The story reports that the new drug, rosiglitizone, is more expensive than older diabetes drugs, yet does not provide any cost information or cost comparisons.
The story does report absolute numbers of people who needed a second medication after five years for each of the three treatment groups. However, the study used fasting blood glucose levels as the unit of measurement for definining when a second medication was needed rather than the more appropriate measure of A1C, a measure of average blood sugar levels over the past 2 to 3 months. Because of this, the treatment effects seem larger than they are if one looks at the absolute difference in A1C between the rosiglitazone and metformin groups.
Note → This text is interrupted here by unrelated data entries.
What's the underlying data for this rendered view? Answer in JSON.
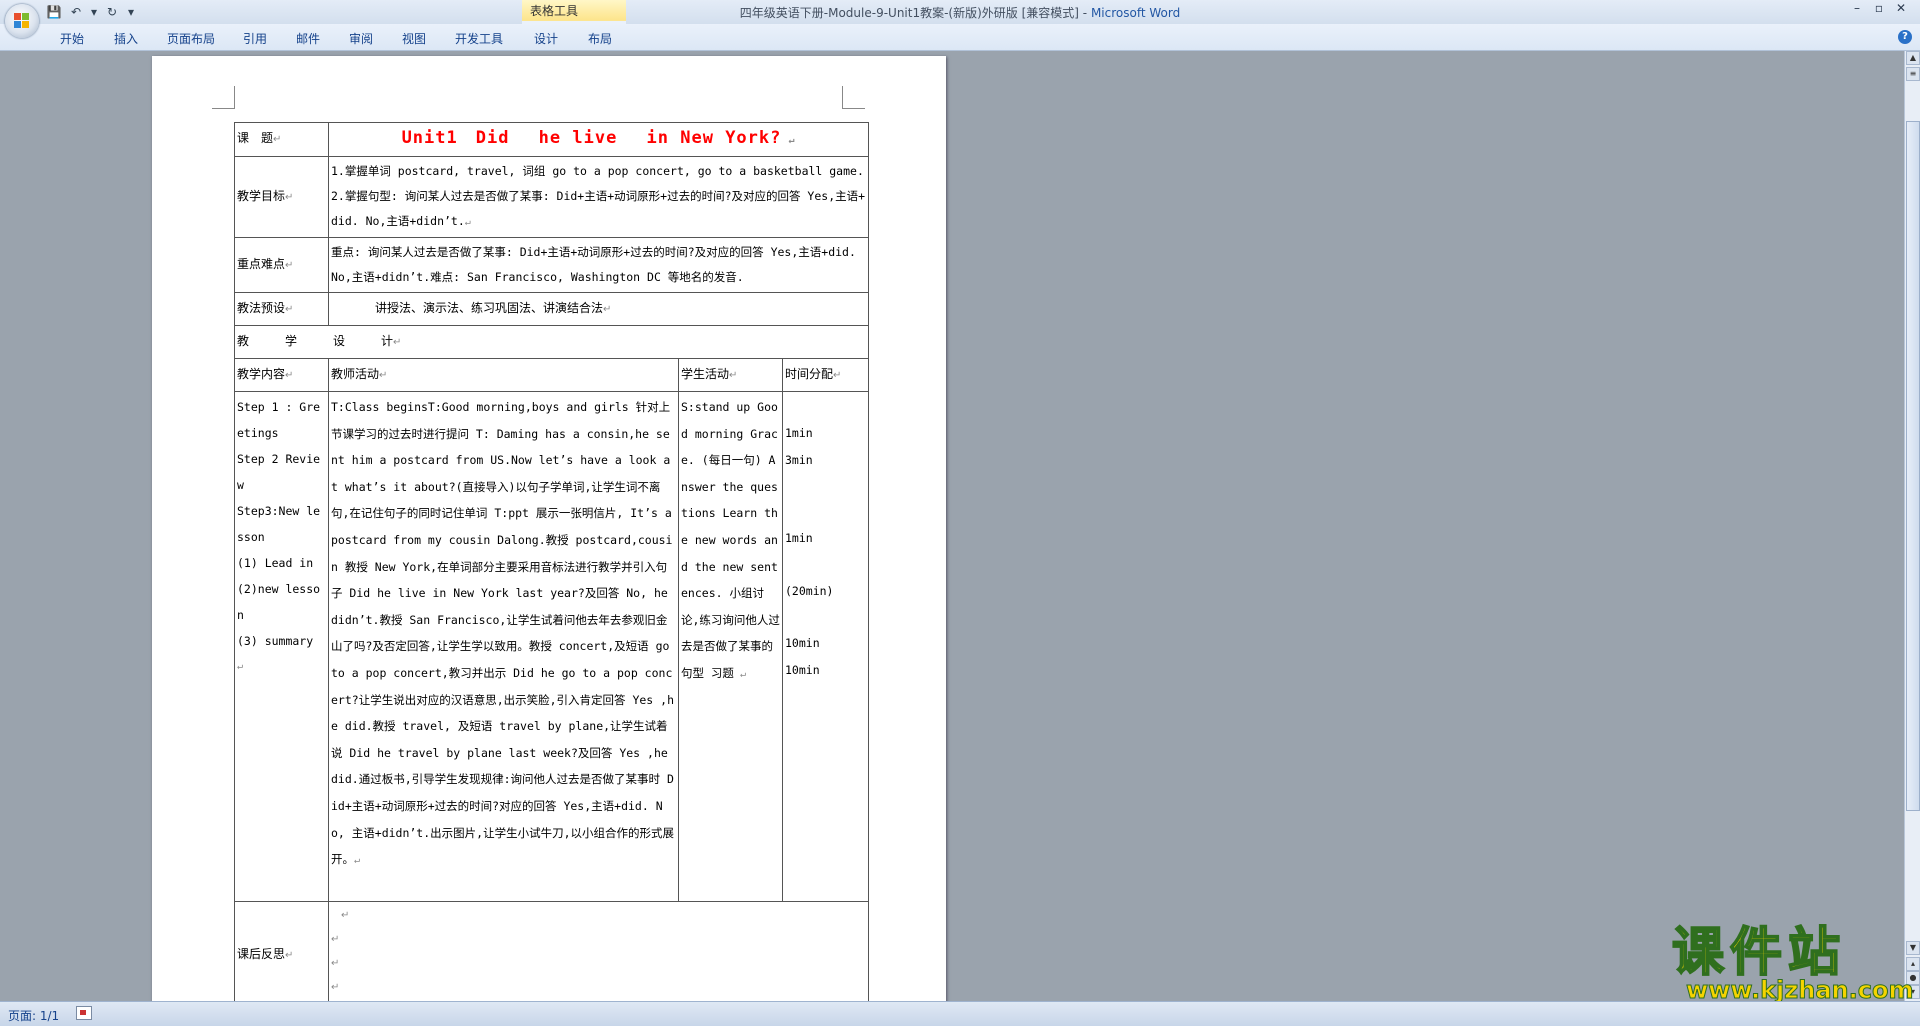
{
  "window": {
    "title_doc": "四年级英语下册-Module-9-Unit1教案-(新版)外研版 [兼容模式] - ",
    "title_app": "Microsoft Word",
    "minimize": "–",
    "restore": "▫",
    "close": "✕"
  },
  "qat": {
    "save": "💾",
    "undo": "↶",
    "undo_arrow": "▾",
    "redo": "↻",
    "customize": "▾"
  },
  "ribbon": {
    "context_group": "表格工具",
    "tabs": [
      "开始",
      "插入",
      "页面布局",
      "引用",
      "邮件",
      "审阅",
      "视图",
      "开发工具",
      "设计",
      "布局"
    ],
    "help": "?"
  },
  "doc": {
    "rows": {
      "topic_label": "课　题",
      "topic_value": "Unit1　Did　 he live 　in New York?",
      "goals_label": "教学目标",
      "goals_line1": "1.掌握单词 postcard, travel, 词组 go to a pop concert, go to a basketball game.",
      "goals_line2": "2.掌握句型: 询问某人过去是否做了某事: Did+主语+动词原形+过去的时间?及对应的回答 Yes,主语+did. No,主语+didn’t.",
      "key_label": "重点难点",
      "key_value": "重点: 询问某人过去是否做了某事: Did+主语+动词原形+过去的时间?及对应的回答 Yes,主语+did. No,主语+didn’t.难点: San Francisco, Washington DC 等地名的发音.",
      "method_label": "教法预设",
      "method_value": "讲授法、演示法、练习巩固法、讲演结合法",
      "design_label": "教　　　学　　　设　　　计",
      "col_content": "教学内容",
      "col_teacher": "教师活动",
      "col_student": "学生活动",
      "col_time": "时间分配",
      "content_steps": [
        "Step 1 : Greetings",
        "Step 2 Review",
        "Step3:New lesson",
        "(1) Lead in",
        "(2)new lesson",
        "(3) summary"
      ],
      "teacher_text": "T:Class beginsT:Good morning,boys and girls 针对上节课学习的过去时进行提问 T: Daming has a consin,he sent him a postcard from US.Now let’s have a look at what’s it about?(直接导入)以句子学单词,让学生词不离句,在记住句子的同时记住单词 T:ppt 展示一张明信片, It’s a postcard from my cousin Dalong.教授 postcard,cousin 教授 New York,在单词部分主要采用音标法进行教学并引入句子 Did he live in New York last year?及回答 No, he didn’t.教授 San Francisco,让学生试着问他去年去参观旧金山了吗?及否定回答,让学生学以致用。教授 concert,及短语 go to a pop concert,教习并出示 Did he go to a pop concert?让学生说出对应的汉语意思,出示笑脸,引入肯定回答 Yes ,he did.教授 travel, 及短语 travel by plane,让学生试着说 Did he travel by plane last week?及回答 Yes ,he did.通过板书,引导学生发现规律:询问他人过去是否做了某事时 Did+主语+动词原形+过去的时间?对应的回答 Yes,主语+did. No, 主语+didn’t.出示图片,让学生小试牛刀,以小组合作的形式展开。",
      "student_text": "S:stand up Good morning Grace. (每日一句) Answer the questions Learn the new words and the new sentences. 小组讨论,练习询问他人过去是否做了某事的句型 习题",
      "time_items": [
        "",
        "1min",
        "3min",
        "",
        "",
        "1min",
        "",
        "(20min)",
        "",
        "10min",
        "10min",
        ""
      ],
      "reflection_label": "课后反思"
    }
  },
  "status": {
    "page": "页面: 1/1"
  },
  "watermark": {
    "cn": "课件站",
    "url": "www.kjzhan.com"
  }
}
There is no mention of this, nor is there mention that the results should probably be interpreted with some caution since a large number of patients withdrew from the study and these outcomes don't reflect outcomes for the entire group.
The story mentions "heart problems" as a side effect of the new drug and does provide an absolute number of people who experienced this problem in each group. However, the story only provides the number experiencing this problem and readers don't know what proportion of the group this represents or how significant this is. The heart problem in question is heart failure, which should be named and isn't. Other side effects included weight gain and fluid retention and these were also not mentioned.
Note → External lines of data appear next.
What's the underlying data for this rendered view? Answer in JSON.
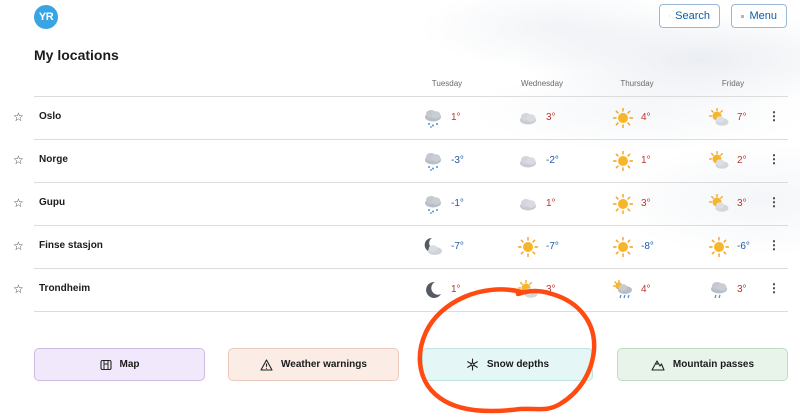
{
  "header": {
    "logo_text": "YR",
    "search_label": "Search",
    "menu_label": "Menu"
  },
  "page": {
    "title": "My locations"
  },
  "days": [
    "Tuesday",
    "Wednesday",
    "Thursday",
    "Friday"
  ],
  "locations": [
    {
      "name": "Oslo",
      "forecast": [
        {
          "icon": "snow-cloud-icon",
          "temp": "1°",
          "tone": "warm"
        },
        {
          "icon": "cloud-icon",
          "temp": "3°",
          "tone": "warm"
        },
        {
          "icon": "sun-icon",
          "temp": "4°",
          "tone": "warm"
        },
        {
          "icon": "partly-cloudy-icon",
          "temp": "7°",
          "tone": "warm"
        }
      ]
    },
    {
      "name": "Norge",
      "forecast": [
        {
          "icon": "snow-cloud-icon",
          "temp": "-3°",
          "tone": "cold"
        },
        {
          "icon": "cloud-icon",
          "temp": "-2°",
          "tone": "cold"
        },
        {
          "icon": "sun-icon",
          "temp": "1°",
          "tone": "warm"
        },
        {
          "icon": "partly-cloudy-icon",
          "temp": "2°",
          "tone": "warm"
        }
      ]
    },
    {
      "name": "Gupu",
      "forecast": [
        {
          "icon": "snow-cloud-icon",
          "temp": "-1°",
          "tone": "cold"
        },
        {
          "icon": "cloud-icon",
          "temp": "1°",
          "tone": "warm"
        },
        {
          "icon": "sun-icon",
          "temp": "3°",
          "tone": "warm"
        },
        {
          "icon": "partly-cloudy-icon",
          "temp": "3°",
          "tone": "warm"
        }
      ]
    },
    {
      "name": "Finse stasjon",
      "forecast": [
        {
          "icon": "moon-cloud-icon",
          "temp": "-7°",
          "tone": "cold"
        },
        {
          "icon": "sun-icon",
          "temp": "-7°",
          "tone": "cold"
        },
        {
          "icon": "sun-icon",
          "temp": "-8°",
          "tone": "cold"
        },
        {
          "icon": "sun-icon",
          "temp": "-6°",
          "tone": "cold"
        }
      ]
    },
    {
      "name": "Trondheim",
      "forecast": [
        {
          "icon": "moon-icon",
          "temp": "1°",
          "tone": "warm"
        },
        {
          "icon": "partly-cloudy-icon",
          "temp": "3°",
          "tone": "warm"
        },
        {
          "icon": "sun-rain-cloud-icon",
          "temp": "4°",
          "tone": "warm"
        },
        {
          "icon": "rain-cloud-icon",
          "temp": "3°",
          "tone": "warm"
        }
      ]
    }
  ],
  "tiles": [
    {
      "label": "Map",
      "icon": "map-icon"
    },
    {
      "label": "Weather warnings",
      "icon": "warning-icon"
    },
    {
      "label": "Snow depths",
      "icon": "snowflake-icon"
    },
    {
      "label": "Mountain passes",
      "icon": "mountain-icon"
    }
  ],
  "colors": {
    "brand": "#38a4e4",
    "warm_temp": "#c0332b",
    "cold_temp": "#1f5aa6",
    "annotation": "#ff4a12"
  }
}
Although the story does describe the number of participants involved and that they were randomized into three groups that then received different medications, the story does not discuss any study design or methodological weaknesses. Even though this study is a randomized, controlled trial, there are some important limitations: 1) the primary outcome selected could have made treatment effects seem bigger and more clinically important than they really are (at least for comparing treatment effects of rosiglitazone and metformin) and 2) a high proportion of patients withdrew from the study, making any findings weaker, since the outcomes of the entire group cannot be known.
There is no description of what diabetes is or how it affects people. This is a serious condition with serious complications and the number of people with diabetes is only increasing, particularly as obesity rates increase. The treatment effects are overestimated, e.g. the story does not explain that the clinical significance of the effects are marginal, at least when rosiglitazone is compared to metformin. This could be considered "treatment mongering" but will be covered elsewhere.
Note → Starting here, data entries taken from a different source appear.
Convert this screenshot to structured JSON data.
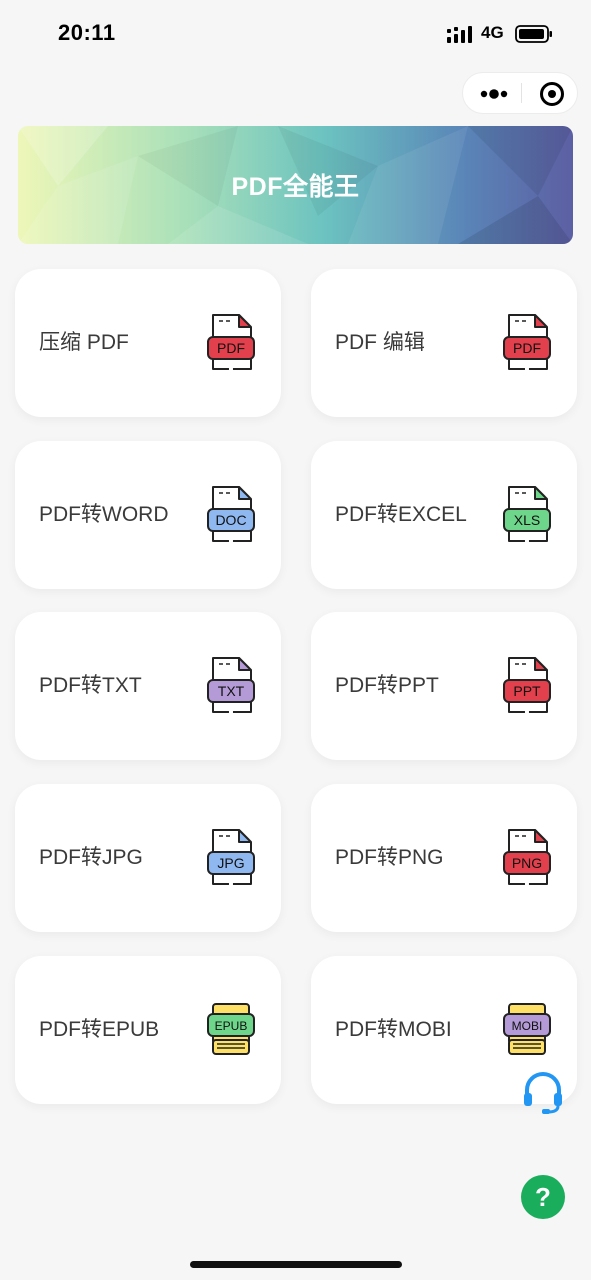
{
  "status_bar": {
    "time": "20:11",
    "network": "4G"
  },
  "banner": {
    "title": "PDF全能王"
  },
  "tools": [
    {
      "label": "压缩 PDF",
      "icon": "pdf-file-icon",
      "badge": "PDF",
      "color": "#e2404d"
    },
    {
      "label": "PDF 编辑",
      "icon": "pdf-file-icon",
      "badge": "PDF",
      "color": "#e2404d"
    },
    {
      "label": "PDF转WORD",
      "icon": "doc-file-icon",
      "badge": "DOC",
      "color": "#8fb8f0"
    },
    {
      "label": "PDF转EXCEL",
      "icon": "xls-file-icon",
      "badge": "XLS",
      "color": "#6ed68a"
    },
    {
      "label": "PDF转TXT",
      "icon": "txt-file-icon",
      "badge": "TXT",
      "color": "#b49ad6"
    },
    {
      "label": "PDF转PPT",
      "icon": "ppt-file-icon",
      "badge": "PPT",
      "color": "#e2404d"
    },
    {
      "label": "PDF转JPG",
      "icon": "jpg-file-icon",
      "badge": "JPG",
      "color": "#8fb8f0"
    },
    {
      "label": "PDF转PNG",
      "icon": "png-file-icon",
      "badge": "PNG",
      "color": "#e2404d"
    },
    {
      "label": "PDF转EPUB",
      "icon": "epub-book-icon",
      "badge": "EPUB",
      "color": "#6ed68a"
    },
    {
      "label": "PDF转MOBI",
      "icon": "mobi-book-icon",
      "badge": "MOBI",
      "color": "#b49ad6"
    }
  ],
  "help": {
    "label": "?"
  },
  "colors": {
    "background": "#f6f6f6",
    "card": "#ffffff",
    "help_green": "#1aad5c",
    "service_blue": "#2196f3"
  }
}
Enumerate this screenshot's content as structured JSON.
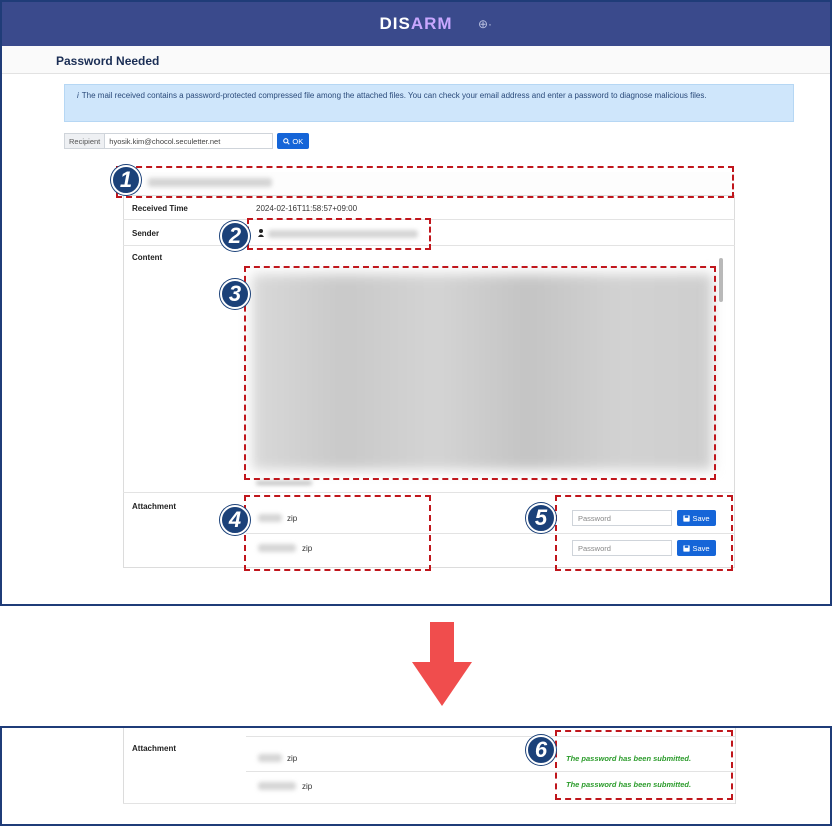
{
  "app": {
    "logo_left": "DIS",
    "logo_right": "ARM",
    "globe_icon": "globe-icon",
    "page_title": "Password Needed"
  },
  "notice": {
    "text": "The mail received contains a password-protected compressed file among the attached files. You can check your email address and enter a password to diagnose malicious files."
  },
  "recipient": {
    "label": "Recipient",
    "value": "hyosik.kim@chocol.seculetter.net",
    "ok_label": "OK"
  },
  "mail": {
    "received_time_label": "Received Time",
    "received_time": "2024-02-16T11:58:57+09:00",
    "sender_label": "Sender",
    "content_label": "Content",
    "attachment_label": "Attachment"
  },
  "attachments": [
    {
      "ext": "zip",
      "password_placeholder": "Password",
      "save_label": "Save",
      "submitted_message": "The password has been submitted."
    },
    {
      "ext": "zip",
      "password_placeholder": "Password",
      "save_label": "Save",
      "submitted_message": "The password has been submitted."
    }
  ],
  "badges": [
    "1",
    "2",
    "3",
    "4",
    "5",
    "6"
  ],
  "colors": {
    "topbar": "#3a4a8c",
    "annotation": "#c0161c",
    "badge": "#1b4179",
    "arrow": "#f04d4d",
    "success": "#2a9b2a",
    "primary_button": "#1565d8"
  }
}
The only source of information is the lead author, who has received funding from the drug's manufacturer and potentially has a conflict of interest. There is no independent comment on the study's findings.
There is mention of two other diabetes drugs which might be used in a newly diagnosed person. However, there is no mention of lifestyle changes, which is an important intervention to coincide with medication.
The story does not state whether rosiglitazone (Avandia) is widely available to the public, FDA-approved, or only available in research settings.
The story only describes the drugs as "newer" or "older" and doesn't really provide any details of its novelty, e.g. when did this come on the market, etc.
We can't be sure if the story relied solely or largely on a news release, although the only person quoted is the principal investigator.